L'OMBRE DU PANDA (2/7)
Le lendemain matin, Élise déposa son fils au collège, la mort dans l'âme :
— Je compte sur toi. Bisou.
— Oui, m'man, lâcha-t-il, dans un état similaire, avant de claquer la portière.
Lucas en arrivait à douter de son droit de vivre chaque fois qu'il descendait de la voiture, se sentant l'objet de toutes les messes basses, la cible de tous les index pointés et des regards torves. De fait, il se contentait de scruter un point fixe, dénué de têtes dans la mesure du possible, puis de progresser dans cette direction. Et ce, autant de fois que nécessaire. Pourtant, certains camarades lui tendaient la main, mais Lucas peinait à accueillir cette sympathie depuis qu'on l'avait trompé, manipulé. Il avait vite appris que la gentillesse pouvait cacher d'abominables intentions. Jamais il n'oublierait le jus de raisin qu'un soi-disant « camarade » lui avait versé sur la tête, en vue « d'unifier son teint ». Ni le nombre incalculable de taches, similaires à la sienne, laissées sur ses affaires de classe, parfois même sur ses vêtements. Sans oublier les railleries à répétition. Il n'oublierait rien. Jamais.
Les mots de sa mère rebondissaient encore aux quatre coins de son crâne tandis qu'il s'installait à sa place habituelle, pour le cours de mathématiques. Cette heure, il l'appréhendait tout particulièrement car dans son dos étaient assis Steven, le gros chevelu, et Déniss, son acolyte, une asperge au nez aquilin. Chacun du genre à se trouver une tête de turc d'entrée de jeu, histoire d'amuser la galerie toute l'année, et bien sûr, sans se soucier une seconde des conséquences ou des risques de sévères sanctions. Qu'ils finissent expulsés de façon temporaire ou définitive, d'autres prendraient le relais, ici comme ailleurs.
En élève assidu, Lucas écrivait en silence, tout du moins tant qu'aucune boulette en papier imbibée de bave ne heurtait sa tête.
— Ça y est, ça recommence, murmura-t-il, mâchoires serrées.
Bagarreur ou mouchard ? Écho interminable qui lui fit perdre le fil de la leçon. Une deuxième boulette lui chiquenauda le lobe de l'oreille, suivie d'une troisième, rapprochée, qui roula le long de sa nuque. Les rires sourds des derniers rangs alertèrent le professeur, lequel se retourna en un éclair afin d'enquêter :
— Je suppose que ça vient du troisième rang de gauche, une fois de plus ? Vous deux, là-bas, fit-il aux benêts de service, je sens que vous allez me plaire. Lucas, ils t'embêtent ?
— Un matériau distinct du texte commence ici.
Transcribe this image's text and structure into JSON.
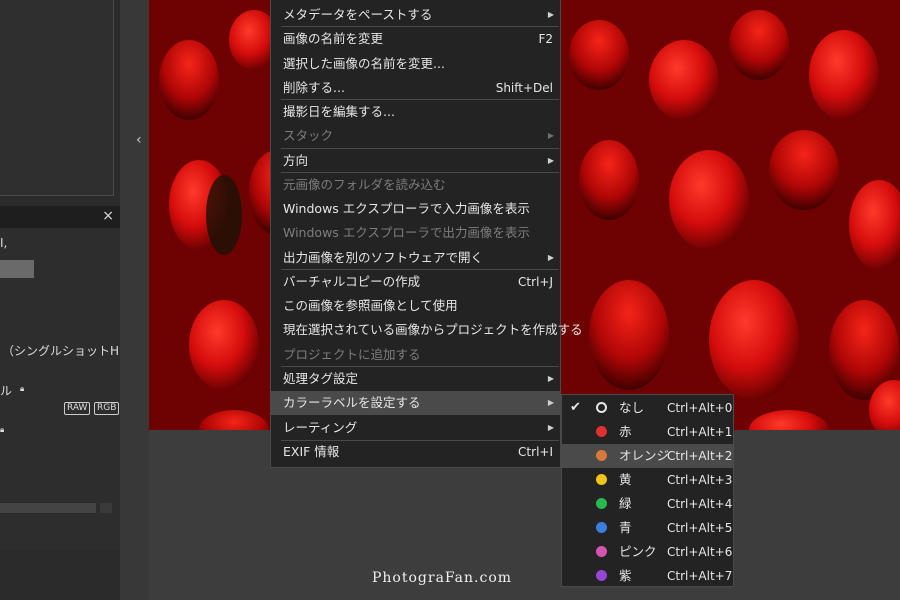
{
  "left_panel": {
    "text_line": "I,",
    "hdr_text": "（シングルショットHDR）",
    "label": "ル",
    "tag_raw": "RAW",
    "tag_rgb": "RGB",
    "close_symbol": "×",
    "collapse_symbol": "‹"
  },
  "menu": {
    "items": [
      {
        "label": "メタデータをペーストする",
        "shortcut": "",
        "arrow": true,
        "disabled": false
      },
      {
        "label": "画像の名前を変更",
        "shortcut": "F2",
        "arrow": false,
        "disabled": false
      },
      {
        "label": "選択した画像の名前を変更...",
        "shortcut": "",
        "arrow": false,
        "disabled": false
      },
      {
        "label": "削除する...",
        "shortcut": "Shift+Del",
        "arrow": false,
        "disabled": false
      },
      {
        "label": "撮影日を編集する...",
        "shortcut": "",
        "arrow": false,
        "disabled": false
      },
      {
        "label": "スタック",
        "shortcut": "",
        "arrow": true,
        "disabled": true
      },
      {
        "label": "方向",
        "shortcut": "",
        "arrow": true,
        "disabled": false
      },
      {
        "label": "元画像のフォルダを読み込む",
        "shortcut": "",
        "arrow": false,
        "disabled": true
      },
      {
        "label": "Windows エクスプローラで入力画像を表示",
        "shortcut": "",
        "arrow": false,
        "disabled": false
      },
      {
        "label": "Windows エクスプローラで出力画像を表示",
        "shortcut": "",
        "arrow": false,
        "disabled": true
      },
      {
        "label": "出力画像を別のソフトウェアで開く",
        "shortcut": "",
        "arrow": true,
        "disabled": false
      },
      {
        "label": "バーチャルコピーの作成",
        "shortcut": "Ctrl+J",
        "arrow": false,
        "disabled": false
      },
      {
        "label": "この画像を参照画像として使用",
        "shortcut": "",
        "arrow": false,
        "disabled": false
      },
      {
        "label": "現在選択されている画像からプロジェクトを作成する",
        "shortcut": "",
        "arrow": false,
        "disabled": false
      },
      {
        "label": "プロジェクトに追加する",
        "shortcut": "",
        "arrow": false,
        "disabled": true
      },
      {
        "label": "処理タグ設定",
        "shortcut": "",
        "arrow": true,
        "disabled": false
      },
      {
        "label": "カラーラベルを設定する",
        "shortcut": "",
        "arrow": true,
        "disabled": false,
        "highlighted": true
      },
      {
        "label": "レーティング",
        "shortcut": "",
        "arrow": true,
        "disabled": false
      },
      {
        "label": "EXIF 情報",
        "shortcut": "Ctrl+I",
        "arrow": false,
        "disabled": false
      }
    ]
  },
  "color_label_submenu": {
    "checkmark": "✔",
    "items": [
      {
        "label": "なし",
        "shortcut": "Ctrl+Alt+0",
        "color": "none",
        "checked": true
      },
      {
        "label": "赤",
        "shortcut": "Ctrl+Alt+1",
        "color": "#e03030"
      },
      {
        "label": "オレンジ",
        "shortcut": "Ctrl+Alt+2",
        "color": "#d9783a",
        "highlighted": true
      },
      {
        "label": "黄",
        "shortcut": "Ctrl+Alt+3",
        "color": "#f0c419"
      },
      {
        "label": "緑",
        "shortcut": "Ctrl+Alt+4",
        "color": "#29b84e"
      },
      {
        "label": "青",
        "shortcut": "Ctrl+Alt+5",
        "color": "#3a7fe0"
      },
      {
        "label": "ピンク",
        "shortcut": "Ctrl+Alt+6",
        "color": "#d455b0"
      },
      {
        "label": "紫",
        "shortcut": "Ctrl+Alt+7",
        "color": "#9447d6"
      }
    ]
  },
  "watermark": "PhotograFan.com",
  "colors": {
    "menu_bg": "#232323",
    "highlight": "#4a4a4a",
    "photo_red": "#c80a0a"
  },
  "photo": {
    "subject": "red tulips"
  }
}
La proie des deux lascars retroussa les babines, hocha la tête :
— Non, ça va, résista le jeune, incapable de dissimuler son air pincé.
L'enseignant ébaucha une moue dubitative, se contentant de reprendre là où il s'était arrêté.
Après les boulettes, les pointes de chaussures dans le sacrum. Lucas avança discrètement table et chaise. Puis plus rien. Il visualisait mentalement le duo en pleine planification de leur prochain mauvais coup. Comme il tentait de se concentrer sur les calculs notés à la craie au tableau, sa calculette bougea d'un centimètre. Lucas pensa avoir déplacé quelque chose par mégarde, hypothèse infirmée lorsque le mouvement se répéta. Il se rendit alors compte que les touches s'enfonçaient d'elles-mêmes.
5. 1. Touche M+. 0. Touche In.
Cette suite se répéta plusieurs fois de suite sous les yeux ahuris du propriétaire de la machine.
Suivre le cours était à présent mission impossible. Lucas observa une dernière itération de la combinaison, cette fois accompagnée d'un smiley souriant composé de deux points et d'une parenthèse. Un énorme fracas métallique retentit soudain, à l'origine d'un rire généralisé. Le professeur pivota, entra en éruption, fusillant du regard Steven et Déniss, les quatre fers en l'air. Tous deux se frottaient l'arrière de la tête.
— Si les chaises ont quatre pieds, ce n'est pas pour rien. Vous me recopierez ça sur une copie-double, pour demain. À faire signer par vos parents, bien entendu. Sinon, c'est beaucoup moins drôle.
Lucas pouffa de rire. Jubilation totale. Sur sa calculette apparurent trois nouveaux émoticônes souriants. Le cours se termina dans le calme.